9着  13番  アーバンキッド     牡 6 横山武史  54  2.00.9 35.7

中段追走から直線でもさほど伸びず、この程度の実力ということ見所なし。

10着   9番  ポポカテペトル     牡 5 岩田康誠  55  2.01.0 35.6

後方追走から、最内を回るもさほど伸びず。やはりオープンでは実力不足。

11着  15番  ゴールドギア       牡 4 幸英明    52  2.01.0 36.1

後方追走から、3角のかなり早めに外から進出しようとするもの、最後はバテた。
後方追走ではどうしようもない展開だったので、後方でじっくり構えて末脚に賭けても届かなかったと思われるので、早めの進出は仕方なかっただろう。この馬のよさを発揮出来なかったレースなので、これで見限ることはないと思う。ただ、52キロの軽ハンデを活かせなかったので、軽ハンデが活きる馬ではないということは覚えておきたい。

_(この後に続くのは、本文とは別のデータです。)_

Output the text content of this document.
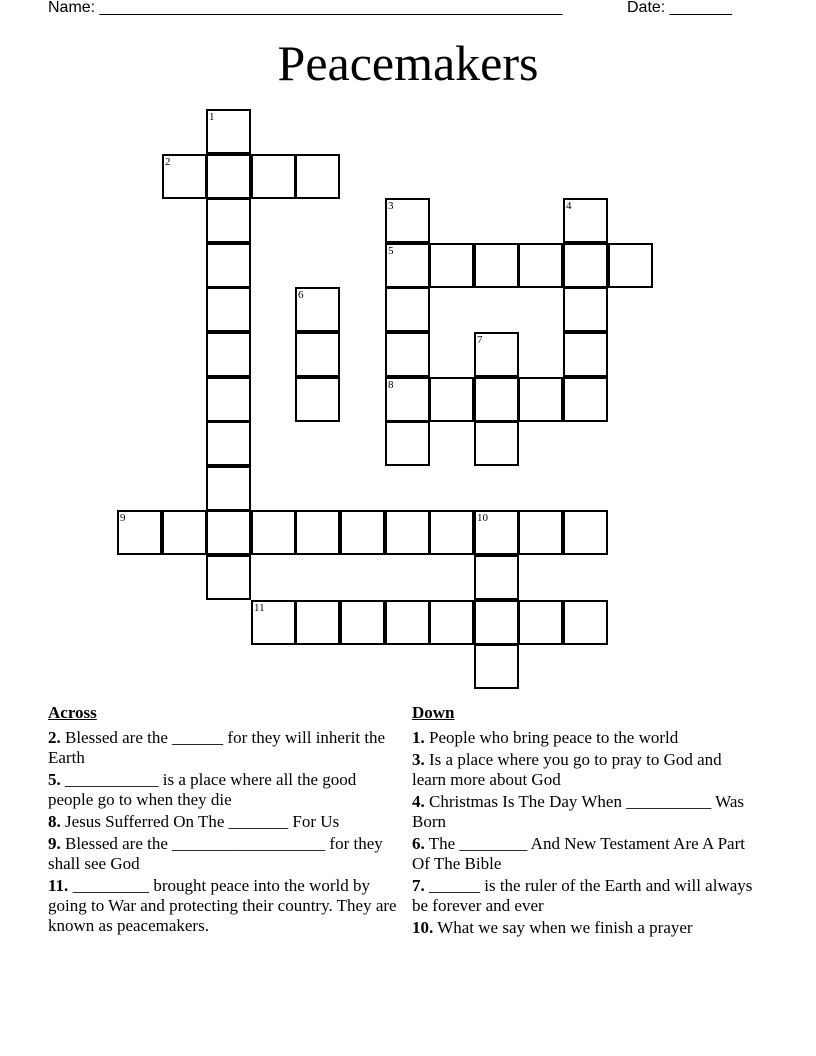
Name: ____________________________________________________	Date: _______
Peacemakers
1
2
3	4
5
6
7
8
9	10
11
Across
2. Blessed are the ______ for they will inherit the Earth
5. ___________ is a place where all the good people go to when they die
8. Jesus Sufferred On The _______ For Us
9. Blessed are the __________________ for they shall see God
11. _________ brought peace into the world by going to War and protecting their country. They are known as peacemakers.
Down
1. People who bring peace to the world
3. Is a place where you go to pray to God and learn more about God
4. Christmas Is The Day When __________ Was Born
6. The ________ And New Testament Are A Part Of The Bible
7. ______ is the ruler of the Earth and will always be forever and ever
10. What we say when we finish a prayer
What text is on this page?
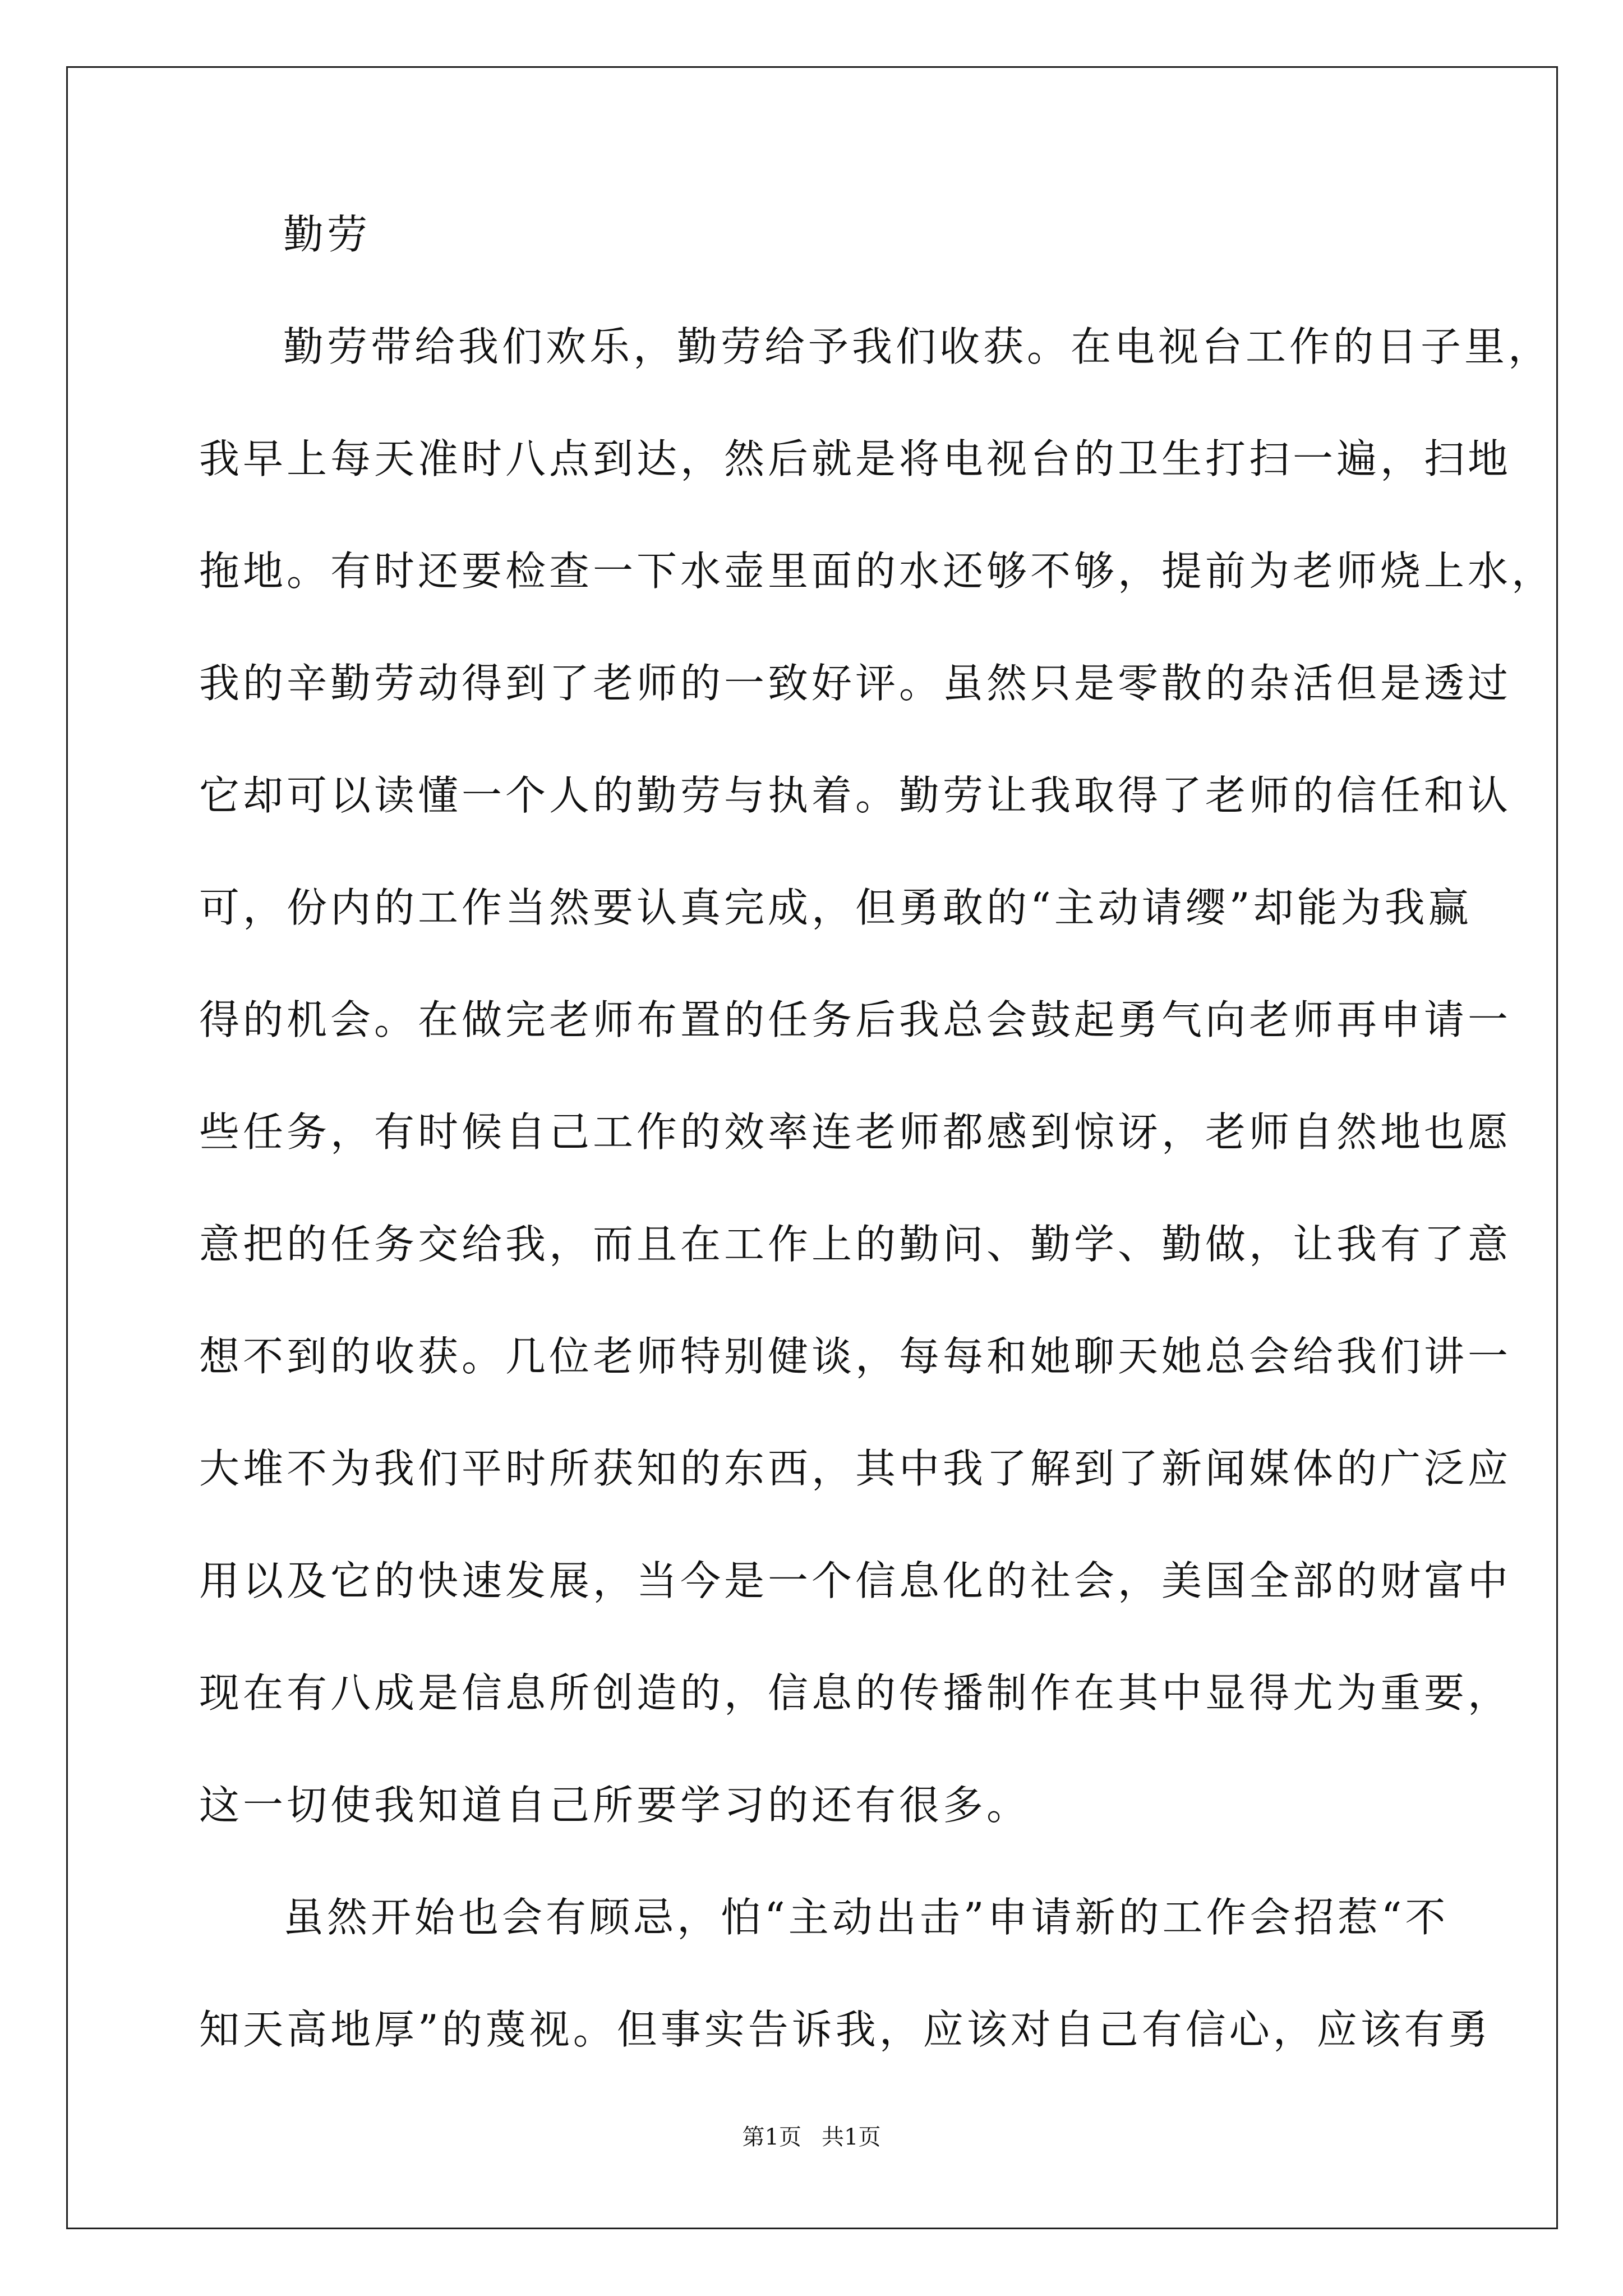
勤劳
勤劳带给我们欢乐，勤劳给予我们收获。在电视台工作的日子里，
我早上每天准时八点到达，然后就是将电视台的卫生打扫一遍，扫地
拖地。有时还要检查一下水壶里面的水还够不够，提前为老师烧上水，
我的辛勤劳动得到了老师的一致好评。虽然只是零散的杂活但是透过
它却可以读懂一个人的勤劳与执着。勤劳让我取得了老师的信任和认
可，份内的工作当然要认真完成，但勇敢的“主动请缨”却能为我赢
得的机会。在做完老师布置的任务后我总会鼓起勇气向老师再申请一
些任务，有时候自己工作的效率连老师都感到惊讶，老师自然地也愿
意把的任务交给我，而且在工作上的勤问、勤学、勤做，让我有了意
想不到的收获。几位老师特别健谈，每每和她聊天她总会给我们讲一
大堆不为我们平时所获知的东西，其中我了解到了新闻媒体的广泛应
用以及它的快速发展，当今是一个信息化的社会，美国全部的财富中
现在有八成是信息所创造的，信息的传播制作在其中显得尤为重要，
这一切使我知道自己所要学习的还有很多。
虽然开始也会有顾忌，怕“主动出击”申请新的工作会招惹“不
知天高地厚”的蔑视。但事实告诉我，应该对自己有信心，应该有勇
第1页 共1页
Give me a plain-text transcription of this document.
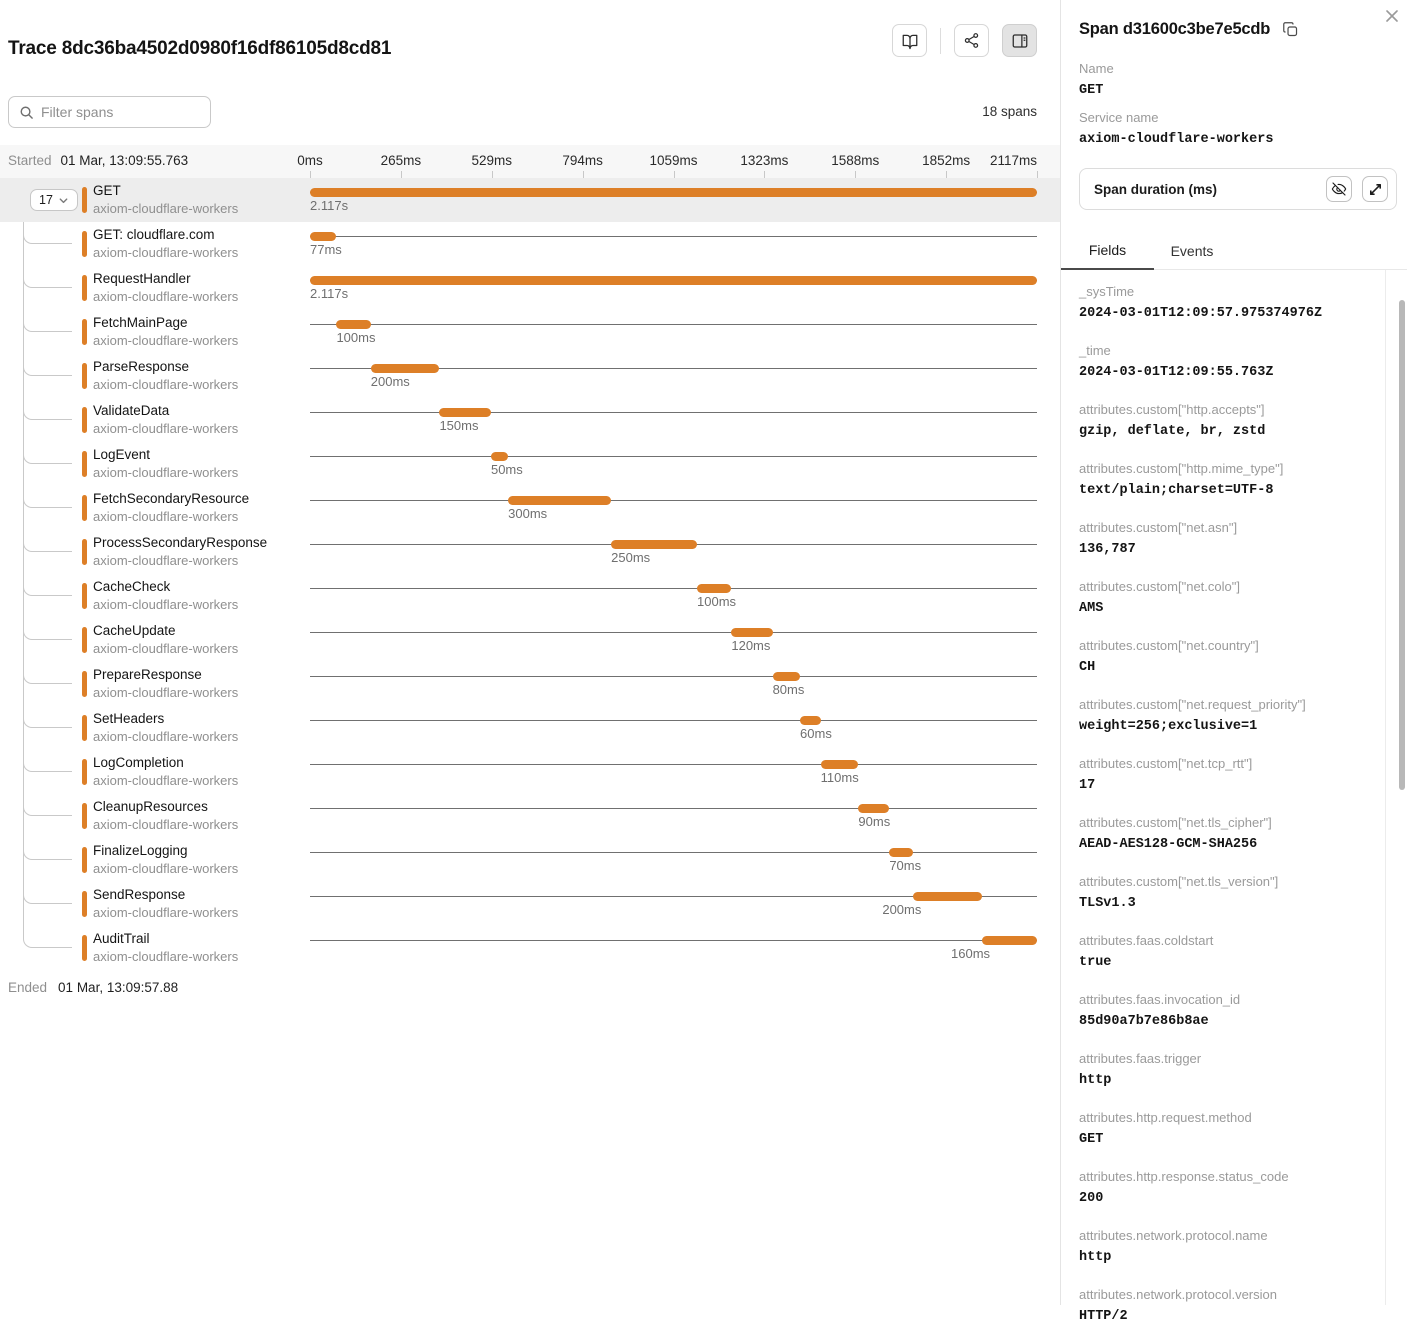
Trace 8dc36ba4502d0980f16df86105d8cd81
Filter spans
18 spans
Started 01 Mar, 13:09:55.763	0ms	265ms	529ms	794ms	1059ms	1323ms	1588ms	1852ms	2117ms
17
GET
axiom-cloudflare-workers	2.117s
GET: cloudflare.com
axiom-cloudflare-workers	77ms
RequestHandler
axiom-cloudflare-workers	2.117s
FetchMainPage
axiom-cloudflare-workers	100ms
ParseResponse
axiom-cloudflare-workers	200ms
ValidateData
axiom-cloudflare-workers	150ms
LogEvent
axiom-cloudflare-workers	50ms
FetchSecondaryResource
axiom-cloudflare-workers	300ms
ProcessSecondaryResponse
axiom-cloudflare-workers	250ms
CacheCheck
axiom-cloudflare-workers	100ms
CacheUpdate
axiom-cloudflare-workers	120ms
PrepareResponse
axiom-cloudflare-workers	80ms
SetHeaders
axiom-cloudflare-workers	60ms
LogCompletion
axiom-cloudflare-workers	110ms
CleanupResources
axiom-cloudflare-workers	90ms
FinalizeLogging
axiom-cloudflare-workers	70ms
SendResponse
axiom-cloudflare-workers	200ms
AuditTrail
axiom-cloudflare-workers	160ms
Ended 01 Mar, 13:09:57.88
Span d31600c3be7e5cdb
Name
GET
Service name
axiom-cloudflare-workers
Span duration (ms)
Fields	Events
_sysTime
2024-03-01T12:09:57.975374976Z
_time
2024-03-01T12:09:55.763Z
attributes.custom["http.accepts"]
gzip, deflate, br, zstd
attributes.custom["http.mime_type"]
text/plain;charset=UTF-8
attributes.custom["net.asn"]
136,787
attributes.custom["net.colo"]
AMS
attributes.custom["net.country"]
CH
attributes.custom["net.request_priority"]
weight=256;exclusive=1
attributes.custom["net.tcp_rtt"]
17
attributes.custom["net.tls_cipher"]
AEAD-AES128-GCM-SHA256
attributes.custom["net.tls_version"]
TLSv1.3
attributes.faas.coldstart
true
attributes.faas.invocation_id
85d90a7b7e86b8ae
attributes.faas.trigger
http
attributes.http.request.method
GET
attributes.http.response.status_code
200
attributes.network.protocol.name
http
attributes.network.protocol.version
HTTP/2
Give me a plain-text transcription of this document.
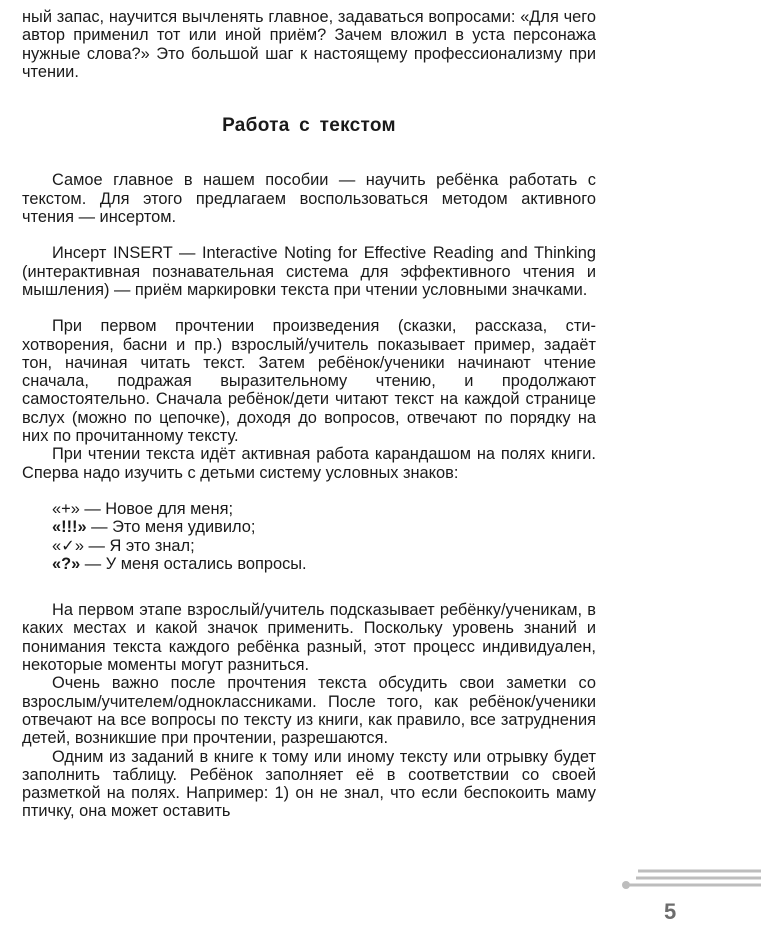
ный запас, научится вычленять главное, задаваться вопросами: «Для чего автор применил тот или иной приём? Зачем вложил в уста персонажа нужные слова?» Это большой шаг к настоящему профессионализму при чтении.

Работа с текстом

Самое главное в нашем пособии — научить ребёнка работать с текстом. Для этого предлагаем воспользоваться методом активного чтения — инсертом.

Инсерт INSERT — Interactive Noting for Effective Reading and Thinking (интерактивная познавательная система для эффективного чтения и мышления) — приём маркировки текста при чтении условными значками.

При первом прочтении произведения (сказки, рассказа, стихотворения, басни и пр.) взрослый/учитель показывает пример, задаёт тон, начиная читать текст. Затем ребёнок/ученики начинают чтение сначала, подражая выразительному чтению, и продолжают самостоятельно. Сначала ребёнок/дети читают текст на каждой странице вслух (можно по цепочке), доходя до вопросов, отвечают по порядку на них по прочитанному тексту.

При чтении текста идёт активная работа карандашом на полях книги. Сперва надо изучить с детьми систему условных знаков:

«+» — Новое для меня;
«!!!» — Это меня удивило;
«✓» — Я это знал;
«?» — У меня остались вопросы.

На первом этапе взрослый/учитель подсказывает ребёнку/ученикам, в каких местах и какой значок применить. Поскольку уровень знаний и понимания текста каждого ребёнка разный, этот процесс индивидуален, некоторые моменты могут разниться.

Очень важно после прочтения текста обсудить свои заметки со взрослым/учителем/одноклассниками. После того, как ребёнок/ученики отвечают на все вопросы по тексту из книги, как правило, все затруднения детей, возникшие при прочтении, разрешаются.

Одним из заданий в книге к тому или иному тексту или отрывку будет заполнить таблицу. Ребёнок заполняет её в соответствии со своей разметкой на полях. Например: 1) он не знал, что если беспокоить маму птичку, она может оставить

5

12着   7番  カルヴァリオ       セ 6 吉田隼人  54  2.01.0 35.4

後方追走から、直線でもさほど伸びず。オープンでは実力不足。

13着  16番  エアスピネル       牡 6 福永祐一  58  2.01.1 36.2

中段追走から、外を回って追い上げようとするも、直線では全く伸びなかった。
戦績的にこのメンバーでは格上の馬であったが、外枠で常に外を回った距離ロスはあるし、そもそもこの馬はマイル戦がベストで2000mは距離が長いということだと思う。昨年の札幌記念で負けた時のルメール騎手のコメントでも距離を理由にしていた。菊花賞3着の実績はあるが、近年の菊花賞は長距離戦らしからぬ展開になるので長距離実績には加えない方がよい。そのため、次走マイル戦に出走したら、ガラリ一変の可能性はありそうだ。
 
14着   3番  ブラックバゴ       牡 7 斎藤新    55  2.01.5 35.8

後方からまるでのびず。もうオープンでの好走は無理ではないだろうか。

15着  11番  マイネルサージュ   牡 7 国分恭介  55  2.01.6 35.7

後方からまるでのびず。もうオープンでの好走は無理ではないだろうか。

16着  12番  スズカデヴィアス   牡 8 勝浦正樹 57.5 2.01.9 36.2

後方から、まるで伸びなかった。コーナーで馬が嫌気を出していたということなので、気性的にアテにできないムラ馬ということのようだ。戦績どおり重賞では能力は足りないものの、オープン特別ではやや警戒が必要という馬なのだと思う。